Ecco cosa significa «peccato di omissione». Ecco cosa ci tiene irrimediabilmente lontani da Dio. Una malattia che si attacca al nostro cuore e da lì raggiunge gli occhi e le orecchie. Il cuore si indurisce, non prova più compassione. La vista si annebbia: gli occhi non riescono più a scorgere il prossimo e a ravvisare i tratti di un fratello.
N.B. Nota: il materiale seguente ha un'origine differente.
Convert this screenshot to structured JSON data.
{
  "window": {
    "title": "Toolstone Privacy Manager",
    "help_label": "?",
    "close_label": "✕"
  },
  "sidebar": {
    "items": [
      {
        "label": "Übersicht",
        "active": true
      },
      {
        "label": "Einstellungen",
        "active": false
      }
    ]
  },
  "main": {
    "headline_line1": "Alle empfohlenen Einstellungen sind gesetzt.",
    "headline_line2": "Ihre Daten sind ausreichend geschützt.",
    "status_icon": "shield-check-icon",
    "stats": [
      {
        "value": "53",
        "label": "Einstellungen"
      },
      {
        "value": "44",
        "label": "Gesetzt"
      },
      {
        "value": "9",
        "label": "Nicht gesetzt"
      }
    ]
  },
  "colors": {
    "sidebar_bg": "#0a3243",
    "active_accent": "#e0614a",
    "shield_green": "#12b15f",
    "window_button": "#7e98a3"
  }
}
Le orecchie si tappano e non sentono nessuna invocazione, nessun grido di aiuto.

DA ARSENALE MILITARE AD AVAMPOSTO DI MISERICORDIA

È accaduto a La Spezia, già 10 anni fa. Capannoni che dovevano servire a fare da magazzino di armi ora sono diventati: un dormitorio per 60 persone (prezioso quando il freddo si fa sentire e c’è gente che non ha un tetto); un refettorio dove servire pasti caldi; servizi igienici, con docce e tutto quello che serve per la pulizia personale. Al posto delle armi sono stipati cibi di prima necessità (grazie al fondo FEAL dell’Unione Europea e al Banco alimentare) e c’è addirittura un emporio, cioè «un supermercato senza casse», perché le famiglie bisognose possono fare la spesa senza pagare. Chi ha organizzato tutto questo? La Caritas diocesana, grazie anche alle risorse del “famoso” 8xmille e quindi alle firme di tanti italiani che lo destinano liberamente e con fiducia ogni anno alla Chiesa cattolica.